Clint shuddered. If he’d gone for threats instead of persuasions that moment they first met, she might have gunned him down herself. He reached up to feel the warped plate of his bulletproof vest, where the bullet had chewed through the first quarter-inch of Kevlar.
“Let’s go,” he said, standing up. He almost felt bad for leaving the cans and empty bottles in the brush.
It was strange, how he could bash someone’s skull in with a baseball bat without an ounce of remorse and still feel faintly shitty about littering.
“You think you can keep up, kid?”
“I’m not the old lady with a bullet in her hip.”
Malina grinned, ruefully. “God. I really should have let you die.”
The sun winked over them like the eye of Death, always watching, as they took off into the woods.
CHAPTER 20
F
LORENCE WASN’T ANGRY. ANGER WAS something she could control. She could wear anger on her fists like brass knuckles and destroy anyone who dared mess with her. This was beyond anger. The fire in her gut was pure fucking fury, mixed with jealousy, confusion, complete bewilderment.

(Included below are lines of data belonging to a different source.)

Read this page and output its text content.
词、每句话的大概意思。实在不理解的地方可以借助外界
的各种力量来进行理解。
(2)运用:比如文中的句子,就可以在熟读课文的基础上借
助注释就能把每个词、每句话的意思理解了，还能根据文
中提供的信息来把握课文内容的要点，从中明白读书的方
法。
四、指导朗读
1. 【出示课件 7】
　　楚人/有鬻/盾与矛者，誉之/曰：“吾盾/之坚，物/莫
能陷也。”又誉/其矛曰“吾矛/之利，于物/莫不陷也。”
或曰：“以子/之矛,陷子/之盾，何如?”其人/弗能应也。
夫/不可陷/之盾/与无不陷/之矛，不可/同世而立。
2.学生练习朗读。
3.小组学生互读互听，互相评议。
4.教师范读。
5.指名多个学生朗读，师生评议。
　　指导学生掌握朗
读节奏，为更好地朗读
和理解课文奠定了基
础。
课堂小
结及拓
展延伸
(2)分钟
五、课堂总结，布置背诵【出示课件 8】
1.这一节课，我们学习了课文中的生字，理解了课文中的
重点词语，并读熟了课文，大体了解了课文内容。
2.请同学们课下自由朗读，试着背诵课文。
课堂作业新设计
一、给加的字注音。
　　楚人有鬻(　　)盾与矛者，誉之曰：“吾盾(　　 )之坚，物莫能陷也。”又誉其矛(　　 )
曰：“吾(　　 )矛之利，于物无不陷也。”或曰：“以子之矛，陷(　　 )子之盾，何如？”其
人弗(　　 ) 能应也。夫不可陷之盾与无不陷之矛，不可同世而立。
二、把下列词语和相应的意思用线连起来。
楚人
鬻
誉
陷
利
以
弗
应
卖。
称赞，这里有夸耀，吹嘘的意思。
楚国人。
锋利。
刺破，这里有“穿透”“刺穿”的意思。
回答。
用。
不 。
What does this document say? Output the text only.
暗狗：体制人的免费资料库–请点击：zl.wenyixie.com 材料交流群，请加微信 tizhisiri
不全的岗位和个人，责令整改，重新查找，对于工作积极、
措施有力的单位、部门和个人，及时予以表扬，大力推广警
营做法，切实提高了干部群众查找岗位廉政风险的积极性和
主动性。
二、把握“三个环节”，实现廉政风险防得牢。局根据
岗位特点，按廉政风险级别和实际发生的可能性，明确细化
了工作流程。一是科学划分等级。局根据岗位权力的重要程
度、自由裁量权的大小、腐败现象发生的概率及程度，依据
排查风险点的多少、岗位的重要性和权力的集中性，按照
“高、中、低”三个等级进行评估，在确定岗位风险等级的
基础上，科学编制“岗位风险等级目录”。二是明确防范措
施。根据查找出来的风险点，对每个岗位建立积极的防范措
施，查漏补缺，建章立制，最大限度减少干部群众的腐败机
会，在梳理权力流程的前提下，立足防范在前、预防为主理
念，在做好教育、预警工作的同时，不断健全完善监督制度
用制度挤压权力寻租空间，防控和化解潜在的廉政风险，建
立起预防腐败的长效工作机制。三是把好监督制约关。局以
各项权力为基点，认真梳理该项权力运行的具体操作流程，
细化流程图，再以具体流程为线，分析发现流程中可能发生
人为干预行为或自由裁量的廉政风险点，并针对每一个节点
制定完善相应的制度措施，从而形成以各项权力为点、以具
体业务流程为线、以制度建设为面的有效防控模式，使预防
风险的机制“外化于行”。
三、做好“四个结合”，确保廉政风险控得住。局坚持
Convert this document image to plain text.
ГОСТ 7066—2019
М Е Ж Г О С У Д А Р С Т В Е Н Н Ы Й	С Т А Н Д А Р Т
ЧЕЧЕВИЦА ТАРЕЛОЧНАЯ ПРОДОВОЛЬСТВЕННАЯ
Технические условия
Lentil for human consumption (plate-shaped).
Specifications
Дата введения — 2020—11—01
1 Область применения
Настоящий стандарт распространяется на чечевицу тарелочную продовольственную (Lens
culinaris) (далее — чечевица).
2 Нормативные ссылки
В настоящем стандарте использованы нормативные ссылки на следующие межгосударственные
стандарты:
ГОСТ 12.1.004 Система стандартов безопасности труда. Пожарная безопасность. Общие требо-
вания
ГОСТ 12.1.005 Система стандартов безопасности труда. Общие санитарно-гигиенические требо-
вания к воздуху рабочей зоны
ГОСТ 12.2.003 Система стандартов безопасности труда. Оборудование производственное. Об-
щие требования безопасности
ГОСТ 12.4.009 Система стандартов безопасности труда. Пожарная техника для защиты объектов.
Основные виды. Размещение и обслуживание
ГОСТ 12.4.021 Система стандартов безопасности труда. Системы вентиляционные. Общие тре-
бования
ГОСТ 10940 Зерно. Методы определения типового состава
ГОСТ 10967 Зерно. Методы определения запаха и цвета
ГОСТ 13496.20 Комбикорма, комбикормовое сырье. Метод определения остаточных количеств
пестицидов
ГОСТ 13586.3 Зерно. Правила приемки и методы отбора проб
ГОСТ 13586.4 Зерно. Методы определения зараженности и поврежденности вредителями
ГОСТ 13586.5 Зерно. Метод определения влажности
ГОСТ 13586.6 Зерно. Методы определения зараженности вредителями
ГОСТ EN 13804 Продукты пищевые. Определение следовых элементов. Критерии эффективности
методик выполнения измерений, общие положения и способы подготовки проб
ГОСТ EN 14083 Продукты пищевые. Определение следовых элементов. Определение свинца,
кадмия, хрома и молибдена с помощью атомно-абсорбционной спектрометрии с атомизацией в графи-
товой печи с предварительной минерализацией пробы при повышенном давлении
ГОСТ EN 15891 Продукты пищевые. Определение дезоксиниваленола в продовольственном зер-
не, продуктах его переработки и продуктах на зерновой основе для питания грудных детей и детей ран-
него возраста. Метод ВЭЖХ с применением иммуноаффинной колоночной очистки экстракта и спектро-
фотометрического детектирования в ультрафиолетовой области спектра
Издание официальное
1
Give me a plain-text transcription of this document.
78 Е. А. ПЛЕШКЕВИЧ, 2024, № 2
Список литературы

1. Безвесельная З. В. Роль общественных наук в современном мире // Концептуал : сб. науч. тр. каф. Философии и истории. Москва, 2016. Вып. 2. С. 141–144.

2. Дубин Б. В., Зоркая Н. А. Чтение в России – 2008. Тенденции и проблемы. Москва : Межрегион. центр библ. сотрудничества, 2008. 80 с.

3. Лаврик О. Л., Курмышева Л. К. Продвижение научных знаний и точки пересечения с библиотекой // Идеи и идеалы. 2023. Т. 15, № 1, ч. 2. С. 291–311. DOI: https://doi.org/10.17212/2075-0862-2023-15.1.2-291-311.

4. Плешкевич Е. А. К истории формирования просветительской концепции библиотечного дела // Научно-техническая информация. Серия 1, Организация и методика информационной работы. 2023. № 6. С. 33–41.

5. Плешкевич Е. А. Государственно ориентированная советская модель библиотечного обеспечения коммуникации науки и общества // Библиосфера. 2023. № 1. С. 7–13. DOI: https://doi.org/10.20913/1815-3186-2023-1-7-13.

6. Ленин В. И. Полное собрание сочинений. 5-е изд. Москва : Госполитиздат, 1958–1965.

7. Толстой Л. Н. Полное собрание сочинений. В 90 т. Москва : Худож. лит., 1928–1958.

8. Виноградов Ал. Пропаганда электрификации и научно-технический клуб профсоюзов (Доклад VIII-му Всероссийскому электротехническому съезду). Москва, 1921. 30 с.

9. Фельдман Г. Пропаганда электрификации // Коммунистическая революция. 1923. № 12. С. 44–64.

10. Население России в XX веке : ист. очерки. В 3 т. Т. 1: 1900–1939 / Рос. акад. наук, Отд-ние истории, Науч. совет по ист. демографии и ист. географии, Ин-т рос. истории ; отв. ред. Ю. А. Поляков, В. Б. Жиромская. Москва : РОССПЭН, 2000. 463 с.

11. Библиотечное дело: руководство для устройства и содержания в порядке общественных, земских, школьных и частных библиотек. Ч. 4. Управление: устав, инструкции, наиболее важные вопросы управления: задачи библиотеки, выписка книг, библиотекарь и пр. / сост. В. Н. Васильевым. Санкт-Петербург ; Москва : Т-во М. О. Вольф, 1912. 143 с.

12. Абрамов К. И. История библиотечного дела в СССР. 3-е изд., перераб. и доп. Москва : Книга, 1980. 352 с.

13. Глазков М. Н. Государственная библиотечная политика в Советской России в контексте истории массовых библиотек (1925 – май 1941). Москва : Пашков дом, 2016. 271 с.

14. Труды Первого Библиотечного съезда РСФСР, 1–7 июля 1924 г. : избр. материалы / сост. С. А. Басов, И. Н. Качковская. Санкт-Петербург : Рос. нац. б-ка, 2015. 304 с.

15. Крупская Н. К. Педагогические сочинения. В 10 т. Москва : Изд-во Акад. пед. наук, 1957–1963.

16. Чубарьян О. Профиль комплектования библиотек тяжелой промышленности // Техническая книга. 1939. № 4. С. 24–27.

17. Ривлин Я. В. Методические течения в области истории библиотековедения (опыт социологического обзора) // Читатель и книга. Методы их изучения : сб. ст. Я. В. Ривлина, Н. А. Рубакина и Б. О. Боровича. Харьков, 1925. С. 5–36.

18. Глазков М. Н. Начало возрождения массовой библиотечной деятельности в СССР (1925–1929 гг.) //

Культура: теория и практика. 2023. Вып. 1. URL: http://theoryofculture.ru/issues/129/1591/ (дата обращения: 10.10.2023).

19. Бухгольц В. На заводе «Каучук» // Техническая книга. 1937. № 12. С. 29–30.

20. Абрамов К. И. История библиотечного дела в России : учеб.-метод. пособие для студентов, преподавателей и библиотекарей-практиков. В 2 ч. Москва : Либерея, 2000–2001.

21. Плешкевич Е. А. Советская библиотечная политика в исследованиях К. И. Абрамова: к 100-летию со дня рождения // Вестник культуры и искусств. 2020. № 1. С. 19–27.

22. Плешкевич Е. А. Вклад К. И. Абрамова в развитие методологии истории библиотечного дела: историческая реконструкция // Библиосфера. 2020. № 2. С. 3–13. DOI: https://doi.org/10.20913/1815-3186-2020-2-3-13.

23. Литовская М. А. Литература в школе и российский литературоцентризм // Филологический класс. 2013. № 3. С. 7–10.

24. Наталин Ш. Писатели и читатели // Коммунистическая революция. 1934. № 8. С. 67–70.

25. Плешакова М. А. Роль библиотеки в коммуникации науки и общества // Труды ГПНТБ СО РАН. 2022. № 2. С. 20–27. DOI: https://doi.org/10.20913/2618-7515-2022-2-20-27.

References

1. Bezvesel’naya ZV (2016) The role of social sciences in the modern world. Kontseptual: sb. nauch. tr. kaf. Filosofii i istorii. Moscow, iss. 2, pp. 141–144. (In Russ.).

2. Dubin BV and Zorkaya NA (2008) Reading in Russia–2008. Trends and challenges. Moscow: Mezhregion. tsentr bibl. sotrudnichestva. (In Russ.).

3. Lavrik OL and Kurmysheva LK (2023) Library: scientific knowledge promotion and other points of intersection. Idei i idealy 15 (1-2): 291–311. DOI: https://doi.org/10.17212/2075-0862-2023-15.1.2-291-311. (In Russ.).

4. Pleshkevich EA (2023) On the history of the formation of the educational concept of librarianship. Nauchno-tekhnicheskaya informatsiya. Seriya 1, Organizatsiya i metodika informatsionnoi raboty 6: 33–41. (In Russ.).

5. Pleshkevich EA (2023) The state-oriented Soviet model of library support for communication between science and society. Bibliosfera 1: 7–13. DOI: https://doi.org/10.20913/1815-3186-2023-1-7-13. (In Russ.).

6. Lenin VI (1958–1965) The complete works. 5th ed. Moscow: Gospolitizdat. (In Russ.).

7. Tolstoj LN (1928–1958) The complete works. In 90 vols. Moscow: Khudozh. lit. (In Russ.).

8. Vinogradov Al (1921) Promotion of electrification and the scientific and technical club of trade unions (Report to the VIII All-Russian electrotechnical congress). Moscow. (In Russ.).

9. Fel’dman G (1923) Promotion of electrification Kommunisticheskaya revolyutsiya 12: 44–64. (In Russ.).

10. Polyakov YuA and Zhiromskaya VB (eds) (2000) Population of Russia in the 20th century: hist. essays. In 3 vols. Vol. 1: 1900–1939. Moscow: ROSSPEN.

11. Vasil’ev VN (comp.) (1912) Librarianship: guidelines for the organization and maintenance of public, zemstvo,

“How the fuck did someone beat us to it?” she hissed.
“Well. You have been singularly focused on
killing everyone you can,” Atlas said.
Florence shot him a glare that could cut firewood. They were in the armory, away from her soldiers, where she could have a discussion without worrying about anyone overhearing. The moment she got the notification that someone else had reached Level 2, she decided to let those little rat-fuckers go and focus on the bigger objective.
There would be another chance to kill them.
“That’s been for a purpose,” she muttered.
Here, at the base, anyone could be listening. Everywhere she went, she felt eyes trailing after her, in fear or admiration or both. If they saw she was shaken by this news, her authority would crumble, bit by bit. All her power came from the fact that she was always the best: the strongest player in the game, highest level, biggest inventory, best ballistics, biggest army…
And somehow, some little snake bitch managed to get to Level 2 before her.
Atlas leaned casually against one wall, a row of rifles to his left, a wall rack of bulletproof vests to his right. He dug into his front pocket for a pack of cigarettes.
“Look, I get it,” he said. “But don’t ask me what I think if you don’t want to hear it.”
Florence paced back and forth. The armory was really just a former equipment supply room for the school’s gym, which made it cramped and dim, so Florence would take two steps, turn, two steps, turn.
As she paced, she said, half to Atlas, half to herself, “We can’t change it. It’s done, and everyone knows someone made it through. Now we have to just control the message.”
“Are you scared of mutiny now, boss?”
Atlas lit his cigarette. The matchstick cast shadows on his face that made him look like a trickster god, bemused, sly.
“I never rule it out as an option. This isn’t a game where friends stick together to the end and fight against evil. Everyone’s in it to save their own ass.”
Atlas teased his cigarette against his lower lip as his stare flicked over her. “Not even the two of us?”